「高い本は売れない」覆す1万DLヒット
出版社側も、こうした空気を敏感に感じ取っているようだ。文藝春秋電子書籍制作室では、「11月末のキンドル発売ごろから、アマゾンに限らず各配信サイトでの電子書籍の売れ行きが伸び始めた」と語る。
さらに電子書籍というと、とかく「値段が安くないと売れない」「漫画以外は売れない」という風潮があるが、同社が12年11月から配信している横山秀夫さんの小説『64』(書籍版は12年10月発売)は、1600円という「紙の本並み」の値段にもかかわらず、2か月で1万ダウンロードを超えるヒット作になった。

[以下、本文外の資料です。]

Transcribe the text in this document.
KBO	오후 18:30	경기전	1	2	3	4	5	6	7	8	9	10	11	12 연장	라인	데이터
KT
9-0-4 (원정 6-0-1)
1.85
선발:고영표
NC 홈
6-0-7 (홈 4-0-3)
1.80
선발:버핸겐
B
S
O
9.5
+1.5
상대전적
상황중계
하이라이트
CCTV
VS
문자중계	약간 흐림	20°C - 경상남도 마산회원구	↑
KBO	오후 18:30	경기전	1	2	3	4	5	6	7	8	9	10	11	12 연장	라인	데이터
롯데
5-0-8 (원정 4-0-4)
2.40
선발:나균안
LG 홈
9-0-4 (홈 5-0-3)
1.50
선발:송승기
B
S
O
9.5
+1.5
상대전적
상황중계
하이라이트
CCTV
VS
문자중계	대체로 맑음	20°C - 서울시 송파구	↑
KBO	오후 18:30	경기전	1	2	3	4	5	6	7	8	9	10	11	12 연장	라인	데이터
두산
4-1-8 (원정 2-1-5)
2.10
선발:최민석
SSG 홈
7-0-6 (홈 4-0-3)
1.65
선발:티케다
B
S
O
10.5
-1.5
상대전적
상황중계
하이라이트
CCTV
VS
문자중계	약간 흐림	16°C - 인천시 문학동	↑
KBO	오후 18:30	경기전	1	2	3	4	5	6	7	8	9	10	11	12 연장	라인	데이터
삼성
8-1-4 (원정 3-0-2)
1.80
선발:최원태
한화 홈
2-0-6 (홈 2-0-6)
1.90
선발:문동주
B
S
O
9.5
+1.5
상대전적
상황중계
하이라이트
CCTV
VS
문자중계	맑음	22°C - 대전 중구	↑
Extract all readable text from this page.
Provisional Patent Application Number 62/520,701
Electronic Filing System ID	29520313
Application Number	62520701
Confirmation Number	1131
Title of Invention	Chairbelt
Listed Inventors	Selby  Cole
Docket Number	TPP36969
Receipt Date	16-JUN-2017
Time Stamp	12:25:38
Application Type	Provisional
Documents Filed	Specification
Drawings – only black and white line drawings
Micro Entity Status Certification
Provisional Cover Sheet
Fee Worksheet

「紙の本で売れているものは、値段が高かったとしても、電子書籍でもやはり売れる。そのため売れている単行本を、できるだけ早く電子書籍化することに、弊社では力を入れています」
他の出版社も同様に本腰を入れる。たとえば講談社では2012年以来、紙の本と電子書籍版の同時発売にいち早く積極的に取り組んでいる。漫画でも、角川書店が12年11月に紙・電子で同時発売した「新世紀エヴァンゲリオン(13)」(貞本義行、カラー・GAINAX)が、長くキンドルチャート全体の売れ行き上位に入るヒットを飛ばした。
「電子書籍4年」、2013年はそろそろ電子書籍が存在感を本格的に発揮する年になりそうだ。